I do say so. Because that extra cost HAS TO BE PAID. That group of rail workers gained at the expense of every other worker and business who would have PRODUCED MORE with that money. Yes the marginal effect on each is tiny (and thus not readily seen) but the total aggregate loss to NZ is very real and significant (unless you weren't in fact arguing about the aggregate value to NZ).

As to your contention about spending locally rather than overseas, yes that is a possible ground for going local but not for the reason you think (I presume on your part here).

In this particular case 90% of the cost would be spent overseas even if made locally. If you knew engineering and local manufacturing, you would of course know that NZ produces no iron or steel except for NZ Steel which produces steel up to a maximum of mid-tensile C350Lo 2.6MM/8G coil sheet which isn't used for wagon production. In fact all the materials (incl. even the bolts, paint, pneumatic couplings, bearings, the grease on the bearings, etc) would be imported from the evil foreigners - mainly China. And of course all the machine tools, tooling and plant would be imported as well. The only local expenditure being the labour (<7% of the total cost), the welding/heating consumables and the amortised/depreciated value of the workshop building.

Even if this were not so, in the general case it would still maximise NZ's total utility to produce what we have a competive advantage in, export the surplus and import from dirty foreigners what they could produce cheaper than us (due to their advantage).

Total NZ economic benefit/utility or efficiency/ maximization arguments can't be used against importing - in fact they favour it here. There are however valid arguments against importing, e.g. financial risk for NZ foreign exchange and borrowing interest rates if you have large national foreign account deficits like we do. But you have to make that argument. Again all you are doing is picking winners - the case is on you to clearly prove why these workshop workers deserve millions of government money spent on them rather than any other workers. And quite frankly I think railway workers have had waayyy too much spent on them historically. How about we used the money for say seeding manufacturing of light aircraft, UAV's, drones, avionics, etc you know high-value small run niche products which we COULD viably produce and export, a shocka I know.

Psycho Milt said...

It's not "picking winners," it's just choosing not to deliberately and pointlessly wreck something that already exists, merely for the sake of ideological purity.

WWallace said...

ideological purity

It was ideological purity that motivated Cullen to buy the stupid train set back! With our money. With no mandate. Or clue.

It's 19th century technology.

There's not a lot of call for traction engine repair technicians these days. It's much the same story for railway workshops: the writing is on the wall.

Psycho Milt said...

You mean, Cullen acted to prevent the collapse of an important piece of national infrastructure?
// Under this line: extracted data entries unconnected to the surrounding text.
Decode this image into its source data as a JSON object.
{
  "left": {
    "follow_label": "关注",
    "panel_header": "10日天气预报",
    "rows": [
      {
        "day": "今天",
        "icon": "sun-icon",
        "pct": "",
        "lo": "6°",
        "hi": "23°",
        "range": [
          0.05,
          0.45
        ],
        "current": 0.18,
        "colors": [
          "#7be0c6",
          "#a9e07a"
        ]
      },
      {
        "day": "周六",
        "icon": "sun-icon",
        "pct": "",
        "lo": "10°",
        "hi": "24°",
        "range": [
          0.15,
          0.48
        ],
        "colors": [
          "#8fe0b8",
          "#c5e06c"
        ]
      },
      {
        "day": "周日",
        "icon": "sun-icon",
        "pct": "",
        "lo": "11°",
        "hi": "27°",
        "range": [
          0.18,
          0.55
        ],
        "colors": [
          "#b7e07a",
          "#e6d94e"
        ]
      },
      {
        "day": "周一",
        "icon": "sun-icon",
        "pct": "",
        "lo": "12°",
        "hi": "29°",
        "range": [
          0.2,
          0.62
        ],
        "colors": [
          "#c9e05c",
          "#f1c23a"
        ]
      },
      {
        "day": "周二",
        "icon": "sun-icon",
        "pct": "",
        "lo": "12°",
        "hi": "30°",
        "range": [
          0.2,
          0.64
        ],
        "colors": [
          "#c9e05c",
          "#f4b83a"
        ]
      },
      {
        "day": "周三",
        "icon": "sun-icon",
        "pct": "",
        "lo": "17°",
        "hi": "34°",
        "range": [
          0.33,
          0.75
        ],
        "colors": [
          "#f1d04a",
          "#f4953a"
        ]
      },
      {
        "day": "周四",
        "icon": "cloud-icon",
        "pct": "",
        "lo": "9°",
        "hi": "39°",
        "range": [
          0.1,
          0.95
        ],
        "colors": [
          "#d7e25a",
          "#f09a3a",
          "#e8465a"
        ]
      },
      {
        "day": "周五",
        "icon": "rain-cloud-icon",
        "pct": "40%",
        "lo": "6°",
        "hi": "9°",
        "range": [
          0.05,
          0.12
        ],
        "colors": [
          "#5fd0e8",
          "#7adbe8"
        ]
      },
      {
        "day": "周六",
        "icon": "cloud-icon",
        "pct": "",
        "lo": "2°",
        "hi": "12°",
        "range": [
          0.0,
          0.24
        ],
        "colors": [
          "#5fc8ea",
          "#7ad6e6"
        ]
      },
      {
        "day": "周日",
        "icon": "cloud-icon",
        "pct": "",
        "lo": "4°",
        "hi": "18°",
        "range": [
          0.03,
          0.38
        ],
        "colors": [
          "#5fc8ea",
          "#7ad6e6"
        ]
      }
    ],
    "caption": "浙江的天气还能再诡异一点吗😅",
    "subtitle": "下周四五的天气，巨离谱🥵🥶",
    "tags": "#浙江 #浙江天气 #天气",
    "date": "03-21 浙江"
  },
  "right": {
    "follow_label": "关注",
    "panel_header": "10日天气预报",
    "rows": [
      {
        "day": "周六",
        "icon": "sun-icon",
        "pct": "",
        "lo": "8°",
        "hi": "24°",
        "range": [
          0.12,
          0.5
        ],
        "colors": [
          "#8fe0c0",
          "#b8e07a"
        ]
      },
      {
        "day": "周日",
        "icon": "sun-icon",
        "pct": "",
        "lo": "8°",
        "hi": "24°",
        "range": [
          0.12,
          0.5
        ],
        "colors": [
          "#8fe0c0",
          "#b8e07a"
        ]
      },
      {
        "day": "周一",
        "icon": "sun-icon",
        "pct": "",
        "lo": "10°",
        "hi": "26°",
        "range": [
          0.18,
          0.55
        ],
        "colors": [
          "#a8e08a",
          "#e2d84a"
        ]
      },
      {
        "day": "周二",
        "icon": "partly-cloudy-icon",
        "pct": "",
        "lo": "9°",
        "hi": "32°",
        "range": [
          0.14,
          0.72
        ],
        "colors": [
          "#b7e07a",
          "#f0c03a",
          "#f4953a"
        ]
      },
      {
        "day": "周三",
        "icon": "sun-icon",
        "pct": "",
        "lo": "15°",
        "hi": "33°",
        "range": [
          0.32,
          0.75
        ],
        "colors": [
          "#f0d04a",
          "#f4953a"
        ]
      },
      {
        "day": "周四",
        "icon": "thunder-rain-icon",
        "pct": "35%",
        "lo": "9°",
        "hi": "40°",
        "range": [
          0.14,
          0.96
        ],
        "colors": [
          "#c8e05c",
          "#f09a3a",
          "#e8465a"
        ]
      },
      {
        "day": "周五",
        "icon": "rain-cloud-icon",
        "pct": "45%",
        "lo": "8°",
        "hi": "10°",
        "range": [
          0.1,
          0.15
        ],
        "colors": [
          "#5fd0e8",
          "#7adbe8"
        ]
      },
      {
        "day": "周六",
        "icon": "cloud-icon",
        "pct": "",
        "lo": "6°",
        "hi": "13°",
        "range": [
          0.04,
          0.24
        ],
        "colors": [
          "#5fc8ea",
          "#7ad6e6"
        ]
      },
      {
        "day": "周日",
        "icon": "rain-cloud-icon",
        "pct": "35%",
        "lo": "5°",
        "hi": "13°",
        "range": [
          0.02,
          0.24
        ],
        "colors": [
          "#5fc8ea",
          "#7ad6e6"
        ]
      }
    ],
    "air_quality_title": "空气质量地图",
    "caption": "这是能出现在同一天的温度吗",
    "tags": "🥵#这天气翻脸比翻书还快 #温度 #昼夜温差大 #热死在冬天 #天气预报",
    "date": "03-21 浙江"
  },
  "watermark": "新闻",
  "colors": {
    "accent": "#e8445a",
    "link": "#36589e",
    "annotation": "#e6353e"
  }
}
That's one of the things we have govts for - ideological purity didn't have a whole lot to do with it.

WWallace said...

Rail is the best solution in very narrow circumstances. Eg transporting logs from a processing yard to a port; transporting dairy or meat products to a port; transporting coal to a port. (There's a pattern there!)
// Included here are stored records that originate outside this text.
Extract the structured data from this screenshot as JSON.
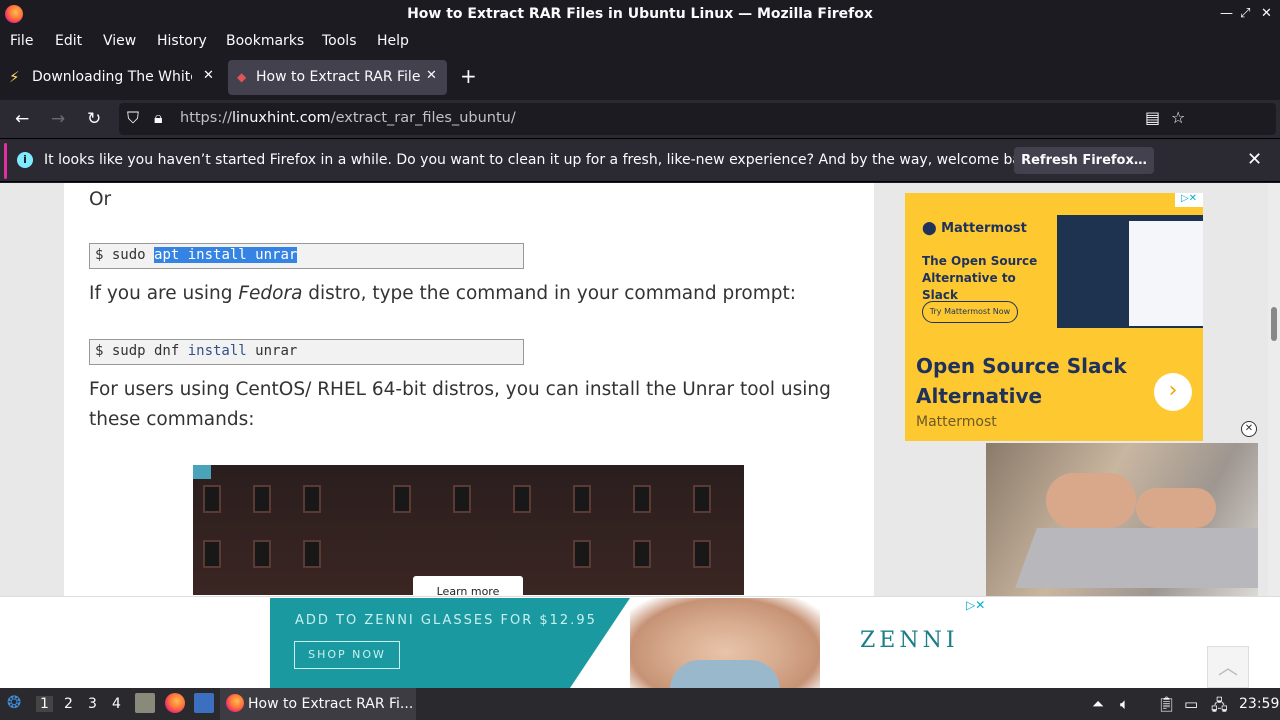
{
  "window": {
    "title": "How to Extract RAR Files in Ubuntu Linux — Mozilla Firefox"
  },
  "menu": [
    "File",
    "Edit",
    "View",
    "History",
    "Bookmarks",
    "Tools",
    "Help"
  ],
  "tabs": [
    {
      "label": "Downloading The White I",
      "icon": "lightning-icon",
      "active": false
    },
    {
      "label": "How to Extract RAR Files",
      "icon": "site-icon",
      "active": true
    }
  ],
  "url": {
    "scheme": "https://",
    "domain": "linuxhint.com",
    "path": "/extract_rar_files_ubuntu/"
  },
  "notification": {
    "message": "It looks like you haven’t started Firefox in a while. Do you want to clean it up for a fresh, like-new experience? And by the way, welcome back!",
    "button": "Refresh Firefox…"
  },
  "article": {
    "or_text": "Or",
    "cmd1": {
      "prefix": "$ sudo ",
      "selected": "apt install unrar"
    },
    "fedora_pre": "If you are using ",
    "fedora_em": "Fedora",
    "fedora_post": " distro, type the command in your command prompt:",
    "cmd2": {
      "prefix": "$ sudp dnf ",
      "kw": "install",
      "suffix": " unrar"
    },
    "centos_line1": "For users using CentOS/ RHEL 64-bit distros, you can install the Unrar tool using",
    "centos_line2": "these commands:",
    "photo_button": "Learn more"
  },
  "sidebar_ad": {
    "logo": "Mattermost",
    "headline": "The Open Source Alternative to Slack",
    "try_button": "Try Mattermost Now",
    "big_title": "Open Source Slack Alternative",
    "brand": "Mattermost",
    "ad_choices": "▷✕"
  },
  "bottom_ad": {
    "text": "ADD TO ZENNI GLASSES FOR $12.95",
    "shop_button": "SHOP NOW",
    "brand": "ZENNI",
    "ad_choices": "▷✕"
  },
  "taskbar": {
    "workspaces": [
      "1",
      "2",
      "3",
      "4"
    ],
    "active_task": "How to Extract RAR Fi...",
    "clock": "23:59"
  }
}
It is NOT a national infrastructure any longer. There are a few viable branch lines, some tourist trains and some highly-subsidised commuter trains.

When my daughter was trying to get from Auckland to Wellington because Jetstar was too inflexible to handle an ash cloud, she discovered that the train only runs 3x per week!

Cullen did not save anything. He poured our money into an Australian private company, and saddled NZ taxpayers with an albatross that is now used as the justification for pouring more of our money down the same black hole!

I say, no way.

Psycho Milt said...

You're entitled to your opinion on the usefulness or otherwise of railways, but it's not really relevant to the post.